Adelaide Muskwe

Personal information
- Full name: Adelaide Thandeke Muskwe
- Born: 21 August 1998 (age 27) Harare, Zimbabwe
- Occupation: netball player
- Height: 1.77 m (5 ft 9+1⁄2 in)

Netball career
- Playing position(s): goal defense, wing defense

= Adelaide Muskwe =

Zimbabwean netball player

Adelaide Thandeke Muskwe (born 21 August 1998) is a Zimbabwean netball player who represents Zimbabwe internationally and plays in the positions of goal defense and wing defense.

== Life ==
Muske and her twin brother Admiral were born in 1998 at Parirenyatwa Hospital in Harare, Zimbabwe. They moved to the United Kingdom when they were three. Her talents led to her attending Ratcliffe College near Loughborough where she trained with the elite netball team Loughborough Lightning and trained also at UK national camps.
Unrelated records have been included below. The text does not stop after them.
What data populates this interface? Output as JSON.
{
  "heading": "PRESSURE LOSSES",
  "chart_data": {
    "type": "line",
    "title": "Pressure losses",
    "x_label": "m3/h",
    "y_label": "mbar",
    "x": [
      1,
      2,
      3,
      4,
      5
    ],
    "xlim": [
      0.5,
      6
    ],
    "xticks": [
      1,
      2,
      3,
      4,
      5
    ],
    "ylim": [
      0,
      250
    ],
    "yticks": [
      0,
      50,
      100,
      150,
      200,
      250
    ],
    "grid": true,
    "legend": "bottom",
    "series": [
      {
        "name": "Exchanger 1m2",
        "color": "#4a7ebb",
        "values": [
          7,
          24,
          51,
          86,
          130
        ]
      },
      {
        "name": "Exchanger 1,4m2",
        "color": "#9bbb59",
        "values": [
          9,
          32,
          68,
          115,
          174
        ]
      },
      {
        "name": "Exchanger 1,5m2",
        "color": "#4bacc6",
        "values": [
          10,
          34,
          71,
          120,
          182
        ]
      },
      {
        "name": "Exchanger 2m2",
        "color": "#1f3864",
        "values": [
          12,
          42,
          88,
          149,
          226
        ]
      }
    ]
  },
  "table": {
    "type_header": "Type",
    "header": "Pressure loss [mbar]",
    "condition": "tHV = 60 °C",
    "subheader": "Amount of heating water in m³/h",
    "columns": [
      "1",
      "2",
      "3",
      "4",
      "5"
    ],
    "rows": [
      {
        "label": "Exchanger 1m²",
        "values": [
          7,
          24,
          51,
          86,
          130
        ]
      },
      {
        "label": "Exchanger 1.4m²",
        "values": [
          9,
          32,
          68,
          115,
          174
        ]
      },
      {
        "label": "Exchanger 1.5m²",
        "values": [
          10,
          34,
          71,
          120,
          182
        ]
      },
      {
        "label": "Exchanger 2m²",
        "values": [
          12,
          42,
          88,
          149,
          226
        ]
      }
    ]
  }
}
Adelaide is a Nottingham Trent University graduate in Sports Science and she has signed for the Severn Stars netball team in 2019 who are based in Worcester.

She was a member of the Zimbabwean squad which finished at eighth position during the 2019 Netball World Cup, which was historically Zimbabwe's first ever appearance at a Netball World Cup tournament.